The Giants were 1-for-6 in the game with runners in scoring position. Oh, come on. Something was supposed to give the other way. We're entitled to that, too.

More than the situational stuff, the Giants have the league's best lineup (or close to it), and the Cardinals are in the middle of the freakiest pitching season in recent memory. Their adjusted ERA as a team is 148, which is insane. The last Giants starter to have an ERA+ that good was Tim Lincecum in his Cy Young seasons. Clayton Kershaw had a 150 ERA+ in 2012, and he lead the National League. The Cardinals have essentially had 2012 Clayton Kershaw pitching for them in every inning, in every game.

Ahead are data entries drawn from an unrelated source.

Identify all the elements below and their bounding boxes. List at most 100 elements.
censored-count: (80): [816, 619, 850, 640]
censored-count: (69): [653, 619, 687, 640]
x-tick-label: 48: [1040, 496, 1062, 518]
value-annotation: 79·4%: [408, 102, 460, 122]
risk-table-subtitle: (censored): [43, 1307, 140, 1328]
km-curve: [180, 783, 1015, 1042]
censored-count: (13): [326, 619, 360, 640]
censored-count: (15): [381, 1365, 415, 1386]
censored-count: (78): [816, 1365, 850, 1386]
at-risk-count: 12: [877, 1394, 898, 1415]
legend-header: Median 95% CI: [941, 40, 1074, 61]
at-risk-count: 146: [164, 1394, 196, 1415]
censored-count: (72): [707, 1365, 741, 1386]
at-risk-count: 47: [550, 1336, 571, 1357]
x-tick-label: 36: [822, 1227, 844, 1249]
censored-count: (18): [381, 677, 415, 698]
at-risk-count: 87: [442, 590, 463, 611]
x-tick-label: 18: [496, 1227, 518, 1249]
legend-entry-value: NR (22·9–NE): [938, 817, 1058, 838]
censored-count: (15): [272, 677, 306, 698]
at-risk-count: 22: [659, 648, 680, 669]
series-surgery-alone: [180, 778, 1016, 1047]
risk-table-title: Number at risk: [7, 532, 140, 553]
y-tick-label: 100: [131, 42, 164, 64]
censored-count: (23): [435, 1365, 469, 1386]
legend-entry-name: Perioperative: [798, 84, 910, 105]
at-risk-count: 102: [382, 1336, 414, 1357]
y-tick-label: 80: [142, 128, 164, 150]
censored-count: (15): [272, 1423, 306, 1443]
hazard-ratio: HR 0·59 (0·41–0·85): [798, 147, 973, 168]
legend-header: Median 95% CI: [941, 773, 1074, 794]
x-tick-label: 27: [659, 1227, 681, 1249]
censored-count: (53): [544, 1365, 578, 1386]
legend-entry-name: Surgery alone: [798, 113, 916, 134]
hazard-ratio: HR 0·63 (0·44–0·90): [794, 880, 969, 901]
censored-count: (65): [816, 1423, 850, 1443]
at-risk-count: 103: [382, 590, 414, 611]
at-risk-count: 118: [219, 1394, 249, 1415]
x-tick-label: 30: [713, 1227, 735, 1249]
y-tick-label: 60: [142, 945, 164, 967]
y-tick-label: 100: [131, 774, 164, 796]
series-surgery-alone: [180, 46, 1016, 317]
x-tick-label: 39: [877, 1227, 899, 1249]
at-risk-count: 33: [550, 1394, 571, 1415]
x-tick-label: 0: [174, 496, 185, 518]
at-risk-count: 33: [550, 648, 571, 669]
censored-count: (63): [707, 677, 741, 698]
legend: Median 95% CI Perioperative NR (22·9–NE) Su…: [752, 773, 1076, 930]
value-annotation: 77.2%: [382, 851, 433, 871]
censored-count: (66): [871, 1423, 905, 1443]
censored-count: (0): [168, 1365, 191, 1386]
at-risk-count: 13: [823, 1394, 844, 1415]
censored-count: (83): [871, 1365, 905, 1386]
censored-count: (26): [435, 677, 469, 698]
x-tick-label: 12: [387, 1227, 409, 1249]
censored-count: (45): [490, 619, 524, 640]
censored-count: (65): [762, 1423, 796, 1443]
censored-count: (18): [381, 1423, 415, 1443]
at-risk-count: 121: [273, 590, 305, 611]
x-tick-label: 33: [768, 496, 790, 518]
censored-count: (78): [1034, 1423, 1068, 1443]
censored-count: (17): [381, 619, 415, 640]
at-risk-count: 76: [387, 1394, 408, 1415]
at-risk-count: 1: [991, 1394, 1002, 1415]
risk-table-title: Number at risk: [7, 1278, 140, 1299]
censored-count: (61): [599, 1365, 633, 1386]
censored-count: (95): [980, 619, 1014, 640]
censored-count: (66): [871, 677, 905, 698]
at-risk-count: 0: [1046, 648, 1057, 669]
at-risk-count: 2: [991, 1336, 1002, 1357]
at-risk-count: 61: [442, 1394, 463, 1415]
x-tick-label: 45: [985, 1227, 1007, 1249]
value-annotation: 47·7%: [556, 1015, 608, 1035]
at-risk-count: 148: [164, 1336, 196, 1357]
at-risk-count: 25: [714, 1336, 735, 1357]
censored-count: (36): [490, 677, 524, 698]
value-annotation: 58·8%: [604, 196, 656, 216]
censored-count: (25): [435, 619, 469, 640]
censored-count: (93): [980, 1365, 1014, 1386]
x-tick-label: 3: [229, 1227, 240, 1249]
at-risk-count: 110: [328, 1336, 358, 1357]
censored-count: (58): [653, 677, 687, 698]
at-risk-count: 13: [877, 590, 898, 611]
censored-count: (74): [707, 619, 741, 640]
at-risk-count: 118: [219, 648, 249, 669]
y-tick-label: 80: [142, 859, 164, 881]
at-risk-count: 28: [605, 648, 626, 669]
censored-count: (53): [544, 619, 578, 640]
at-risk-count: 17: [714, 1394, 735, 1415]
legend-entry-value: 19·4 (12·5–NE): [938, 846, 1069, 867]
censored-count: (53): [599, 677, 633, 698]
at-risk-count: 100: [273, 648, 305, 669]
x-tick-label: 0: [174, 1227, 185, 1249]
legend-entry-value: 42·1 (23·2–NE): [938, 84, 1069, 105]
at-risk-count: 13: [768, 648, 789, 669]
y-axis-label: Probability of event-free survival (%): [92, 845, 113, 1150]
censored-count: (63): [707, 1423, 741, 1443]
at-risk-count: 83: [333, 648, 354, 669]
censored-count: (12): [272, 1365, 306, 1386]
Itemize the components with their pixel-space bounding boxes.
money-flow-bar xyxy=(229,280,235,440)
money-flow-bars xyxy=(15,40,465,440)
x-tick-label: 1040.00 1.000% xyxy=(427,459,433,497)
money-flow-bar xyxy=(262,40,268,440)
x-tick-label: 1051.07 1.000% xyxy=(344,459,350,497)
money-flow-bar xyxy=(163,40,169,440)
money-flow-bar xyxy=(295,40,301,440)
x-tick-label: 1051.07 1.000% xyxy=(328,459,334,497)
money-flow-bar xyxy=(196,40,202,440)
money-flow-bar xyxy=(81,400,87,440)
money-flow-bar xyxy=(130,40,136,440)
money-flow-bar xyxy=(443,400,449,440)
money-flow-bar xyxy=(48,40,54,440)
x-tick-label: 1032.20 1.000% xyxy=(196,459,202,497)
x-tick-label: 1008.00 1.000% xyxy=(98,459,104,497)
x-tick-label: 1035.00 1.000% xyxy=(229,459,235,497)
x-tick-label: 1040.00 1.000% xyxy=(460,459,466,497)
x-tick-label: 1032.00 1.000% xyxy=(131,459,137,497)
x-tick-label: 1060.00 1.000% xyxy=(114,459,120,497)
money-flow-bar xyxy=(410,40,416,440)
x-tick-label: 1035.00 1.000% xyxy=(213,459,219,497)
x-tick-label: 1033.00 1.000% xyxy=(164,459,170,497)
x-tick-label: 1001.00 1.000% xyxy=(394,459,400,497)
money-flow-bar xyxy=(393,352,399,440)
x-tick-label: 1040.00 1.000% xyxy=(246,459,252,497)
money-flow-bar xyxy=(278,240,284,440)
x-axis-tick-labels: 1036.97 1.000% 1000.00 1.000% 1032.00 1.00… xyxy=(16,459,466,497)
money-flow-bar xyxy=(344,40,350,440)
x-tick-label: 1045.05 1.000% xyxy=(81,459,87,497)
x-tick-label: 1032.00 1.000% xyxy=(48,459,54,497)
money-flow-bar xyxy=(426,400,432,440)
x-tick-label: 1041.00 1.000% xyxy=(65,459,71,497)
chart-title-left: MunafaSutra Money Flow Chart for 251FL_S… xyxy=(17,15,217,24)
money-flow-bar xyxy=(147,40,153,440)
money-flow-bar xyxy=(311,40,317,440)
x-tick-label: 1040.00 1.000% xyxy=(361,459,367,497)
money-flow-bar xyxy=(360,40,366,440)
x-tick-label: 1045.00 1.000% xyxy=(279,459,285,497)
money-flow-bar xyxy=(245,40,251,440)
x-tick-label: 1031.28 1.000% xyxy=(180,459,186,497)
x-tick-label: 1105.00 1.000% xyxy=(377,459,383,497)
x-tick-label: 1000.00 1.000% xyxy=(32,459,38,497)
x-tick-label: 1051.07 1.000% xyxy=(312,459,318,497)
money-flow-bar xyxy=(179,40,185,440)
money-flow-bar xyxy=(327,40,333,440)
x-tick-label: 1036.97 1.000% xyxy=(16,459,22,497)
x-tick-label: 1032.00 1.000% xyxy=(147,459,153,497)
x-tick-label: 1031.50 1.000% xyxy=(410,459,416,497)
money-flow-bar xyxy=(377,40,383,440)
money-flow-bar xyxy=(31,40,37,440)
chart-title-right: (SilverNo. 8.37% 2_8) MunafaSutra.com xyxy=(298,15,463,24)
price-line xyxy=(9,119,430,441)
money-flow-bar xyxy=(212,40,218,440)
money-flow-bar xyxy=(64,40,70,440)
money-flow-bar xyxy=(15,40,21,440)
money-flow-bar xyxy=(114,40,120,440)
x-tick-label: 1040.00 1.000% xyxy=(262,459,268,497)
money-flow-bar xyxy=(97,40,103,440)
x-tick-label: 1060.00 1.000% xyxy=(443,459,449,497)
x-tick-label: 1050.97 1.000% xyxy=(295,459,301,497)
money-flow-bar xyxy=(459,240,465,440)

Even if they're due for a little regression to the mean, it's pretty clear that the Cardinals feature an excellent staff, a true test for a Giants lineup that just feasted on the Nationals' vaunted rotation. Instead, the Giants couldn't hit with runners in scoring position, and they couldn't really hit at all. Round one goes to the stupid Cardinals.

Stupid Cardinals.

I hope this isn't like the Nationals season series, in which the Giants made you really mad and let you sit on it for a while before making it up to us. Though I guess they don't have to make it up to us at all, so maybe we shouldn't get too grumbly yet.


For all the RISP talk up there, it's a minor miracle that the Giants didn't lose 5-1, considering how often Chris Heston left his sinker up and missed with his location. Michael Wacha was putting 95-mph fastballs, 92-mph cutters, and 75-mph curves wherever he wanted, so it was a mismatch on paper the second Heston showed up with shoddy command.

Which is to say, if the above bit about RISP came off as whining, my apologies. This wasn't ever a game that made me think, "Man, the Giants should totally be winning right now." I'm kind of surprised they had a chance to take the lead in the ninth, to be honest.


Gregor Blanco couldn't quite catch up to Stephen Piscotty's triple in the eighth inning, and it looked like he used Angel Pagan's knees to stop and turn around. I'm not sure how many center fielders in the game could have caught the ball, much less held the runner to a double. I'll just guess "some of them." Pagan does not reside within that subset of "some," so don't take this the wrong way. It was just the perfectly placed line drive at exactly the wrong moment for that particular center fielder.

Blanco's boner-bunt in the third inning, spoiling a runner-on-third/one-out situation? Less forgivable. In a one-run game against a team with the best record in baseball, boner-bunts are the worst possible idea.

Or did Brandon Belt commit a worse transgression by Belt running into a double play instead of doing the ol' stop, drop, or roll?

Or should we complain about Hunter Pence hitting into the double play in the first place?

The correct answer: We should probably just forget about the game entirely and stare at the TV until tomorrow. Dumb game. Happens. Just remember that August is a ravenous mutant, and it isn't done with us yet.